In response to complaints from the defenders of the Invalides perspective, the Public Services decided to shift the bridge site upriver. Therefore, in 1829, two engineers, de Verges and Bayard de la Vingtrie, completed the construction of a proper suspension bridge supported by two piers in the Seine and three porticos, each 20 metres in height. Unfortunately, due to rapidly growing wear on the bridge, its access had to be regulated in 1850.
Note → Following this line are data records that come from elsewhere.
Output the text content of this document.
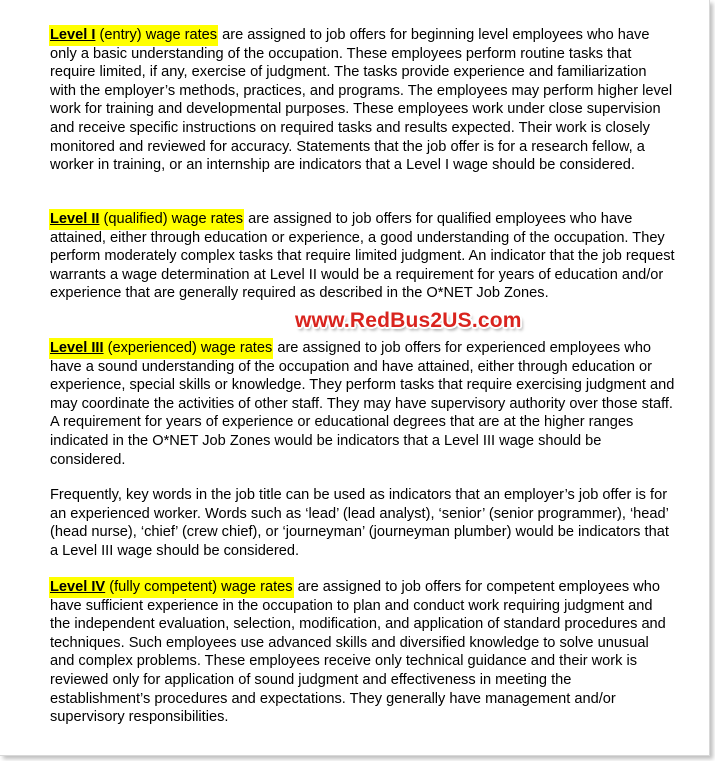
Level I (entry) wage rates are assigned to job offers for beginning level employees who have only a basic understanding of the occupation. These employees perform routine tasks that require limited, if any, exercise of judgment. The tasks provide experience and familiarization with the employer’s methods, practices, and programs. The employees may perform higher level work for training and developmental purposes. These employees work under close supervision and receive specific instructions on required tasks and results expected. Their work is closely monitored and reviewed for accuracy. Statements that the job offer is for a research fellow, a worker in training, or an internship are indicators that a Level I wage should be considered.

Level II (qualified) wage rates are assigned to job offers for qualified employees who have attained, either through education or experience, a good understanding of the occupation. They perform moderately complex tasks that require limited judgment. An indicator that the job request warrants a wage determination at Level II would be a requirement for years of education and/or experience that are generally required as described in the O*NET Job Zones.

Level III (experienced) wage rates are assigned to job offers for experienced employees who have a sound understanding of the occupation and have attained, either through education or experience, special skills or knowledge. They perform tasks that require exercising judgment and may coordinate the activities of other staff. They may have supervisory authority over those staff. A requirement for years of experience or educational degrees that are at the higher ranges indicated in the O*NET Job Zones would be indicators that a Level III wage should be considered.

Frequently, key words in the job title can be used as indicators that an employer’s job offer is for an experienced worker. Words such as ‘lead’ (lead analyst), ‘senior’ (senior programmer), ‘head’ (head nurse), ‘chief’ (crew chief), or ‘journeyman’ (journeyman plumber) would be indicators that a Level III wage should be considered.

Level IV (fully competent) wage rates are assigned to job offers for competent employees who have sufficient experience in the occupation to plan and conduct work requiring judgment and the independent evaluation, selection, modification, and application of standard procedures and techniques. Such employees use advanced skills and diversified knowledge to solve unusual and complex problems. These employees receive only technical guidance and their work is reviewed only for application of sound judgment and effectiveness in meeting the establishment’s procedures and expectations. They generally have management and/or supervisory responsibilities.

www.RedBus2US.com
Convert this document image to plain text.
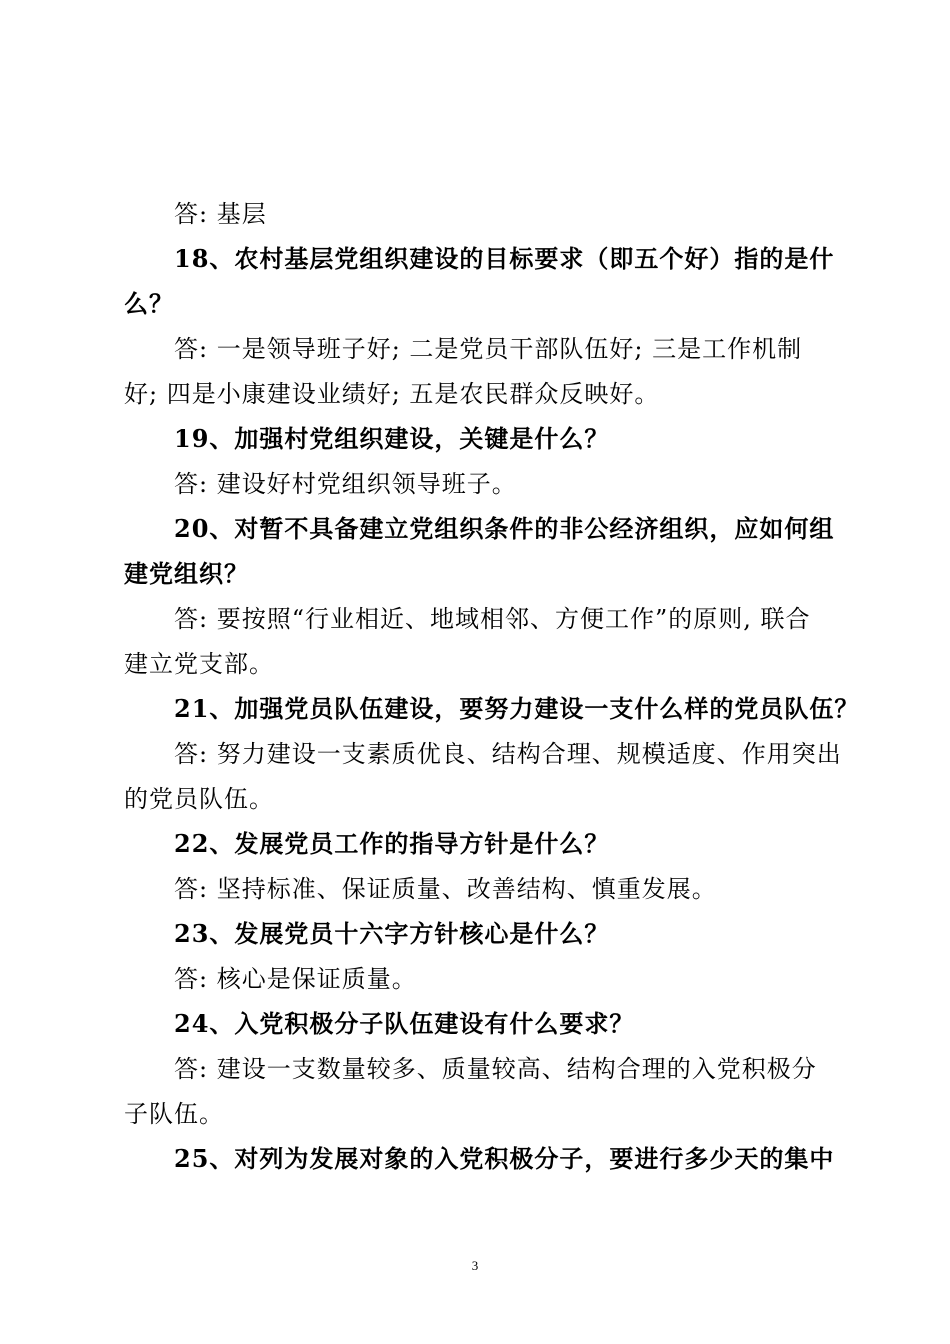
答: 基层
18、农村基层党组织建设的目标要求（即五个好）指的是什
么？
答: 一是领导班子好; 二是党员干部队伍好; 三是工作机制
好; 四是小康建设业绩好; 五是农民群众反映好。
19、加强村党组织建设，关键是什么？
答: 建设好村党组织领导班子。
20、对暂不具备建立党组织条件的非公经济组织，应如何组
建党组织？
答: 要按照“行业相近、地域相邻、方便工作”的原则, 联合
建立党支部。
21、加强党员队伍建设，要努力建设一支什么样的党员队伍？
答: 努力建设一支素质优良、结构合理、规模适度、作用突出
的党员队伍。
22、发展党员工作的指导方针是什么？
答: 坚持标准、保证质量、改善结构、慎重发展。
23、发展党员十六字方针核心是什么？
答: 核心是保证质量。
24、入党积极分子队伍建设有什么要求？
答: 建设一支数量较多、质量较高、结构合理的入党积极分
子队伍。
25、对列为发展对象的入党积极分子，要进行多少天的集中
3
In 1854, the bridge was demolished to be replaced by a new one in time for the upcoming 1855 World Fair in Paris. Paul-Martin Gallocher de Lagalisserie and Jules Savarin used the existing piers of the former suspension bridge and a newly added central pier to build an arch bridge in masonry on the same site. The new pier was adorned with sculptures in two allegorical themes: the “Land Victory” by Victor Vilain upriver; the “Maritime Victory” by Georges Diébolt downstream, whereas the two old piers were adorned with sculptures of military trophies bearing the imperial coat of arms, both the work of Astyanax-Scévola Bosio.
Despite being stronger, the new bridge still sustained a subsidence between 25 to 30 cm in 1878, and lost two arches during the winter of 1880 (restored by the end of the year). The bridge has been quite secure since then and the only modification made in the 20th century was the expansion of its pavement in 1956.